While these words are the words of Jesus and thus, aren't really "Old Testament" words, the wineskin was a concept very familiar to people under the old law. In fact, the wineskin is mentioned ten times in the Old Testament and only three in the new, all three by Jesus in three different Gospels. Our Old Testament references give us a glimpse of how central to life this portable potable was for the people of Israel.
Four times in the books of Samuel (1 Samuel 1:24, 16:20, 25:18; 2 Samuel 16:1), new and freshly-filled wineskins are included in the list of extravagant gifts prepared and given. At the dedication of the young Samuel. From the father of the future king to the present king. By the wife of a harsh man to avert the disaster about to fall on their household. And to gain the favor of king David. Both to the Lord and to man, the new wineskin was a beautiful gift.
In other passages, we see lives and circumstances compared to the wineskin. It was so culturally relevant that everyone would have known instantly what these statements meant:
I am like worn-out wineskins... (Job 13:28)
Although I have become like a shriveled and dried out wineskin... (Psalm 119:83)
Joshua was deceived by the wineskin. Men from the town he was about to ravage disguised themselves as weary travelers, with cracked and patched wineskins hanging off their hips. The wineskin was evidence enough that Joshua didn't bother asking God if they were honest men. (Chapter 9)
Everyone knew what an old wineskin looked like and what it meant: it was shriveled up, dried out, about to crack. Not burst; new wineskins burst. (Job 32:19) Old wineskins crack. It had been out in the elements, had been opened and closed and opened and closed and drained and dried and just about worn through.
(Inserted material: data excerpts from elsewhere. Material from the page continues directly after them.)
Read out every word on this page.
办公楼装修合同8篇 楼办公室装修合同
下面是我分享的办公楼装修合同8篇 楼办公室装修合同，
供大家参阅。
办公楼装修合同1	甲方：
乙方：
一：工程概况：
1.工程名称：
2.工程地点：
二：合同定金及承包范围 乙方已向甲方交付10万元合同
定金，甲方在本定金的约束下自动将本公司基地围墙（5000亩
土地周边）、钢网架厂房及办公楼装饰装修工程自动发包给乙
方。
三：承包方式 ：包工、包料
Then Jesus says something that everyone probably thought they already knew - you don't put new wine in old wineskins. Because those old wineskins will crack. *Pause* That's often where we stop and imagine beautiful wine poured out on the ground, wasted. Tragedy! ...But Jesus says not only will the wine run out, but the old skins would be ruined.
You don't put the new wine into the old wineskin for the sake of the wine AND the skin. For the sake of the new AND the old.
And such is life. There are times I look at my life and it's all shriveled up, dried out, and about to crack and I want to infuse something new into it. The tangibles and the intangibles - a new desk, a new chair, a new adventure, a new love, a new ministry, a new passion. Times when I'm about to take a new journey and I want a little new wine in my life to carry with me (in case it doesn't work out and I need to get drunk?).
Then I kind of look around and realize what a waste that would be. To put something new into this old life when I know that really, what I'm looking for in new wine is this radical change. This total transformation. I want things new because I need them new, because I can't live this dried-out, shriveled-up, ready-to-crack life for one more second. And I know that trying to put new wine into this old skin - whether that's a new chair or a new adventure - is only going to do two things:
It's gonna make the new wine pour out, a total waste because it doesn't fit in this old life. As long as I'm living this old wineskin, the new wine is not going to make me happy. I'm going to shove something in, and it's going to melt underneath me and I'm going to realize what absolute no difference at all that much-anticipated taste of new wine made in the grand scheme of my heart - even if it's perfect, even if it's everything I wanted - because I didn't have the life (the moment) to put it in and hold it. Then I'm stuck where I was with this reminder that I could have had more and yet, I don't. It's tainted.
And it's gonna make this old wineskin crack. Whatever honor and respect I had for this place I was in before I found myself ready to move is going to crack and crumble under the added pressure of the new, where my thirst for the new life and this taste I've tried to give myself of something fuller (not better, remember?) makes me only despise all the stronger all that was and all that remains of what used to be and so my old wineskin becomes a burden because it cannot hold my new wine and yet, I've continued to carry it at my hip and try to have both.
In the process, ruining, wasting, losing both.
Letting Jesus pour a new wine of passion and fire and purpose into a new wineskin of an open heart ready to embrace it protects both that passion and the life we're living today. It lets us have this place and not crack it, not come to hate it simply because we've grown beyond us and can't hold us any more - it lets us honor this life, this moment we've had in this place - while also inviting us to taste something new and move beyond here. A new journey. With a new wine. In a new wineskin. An extravagant gift we offer to our God.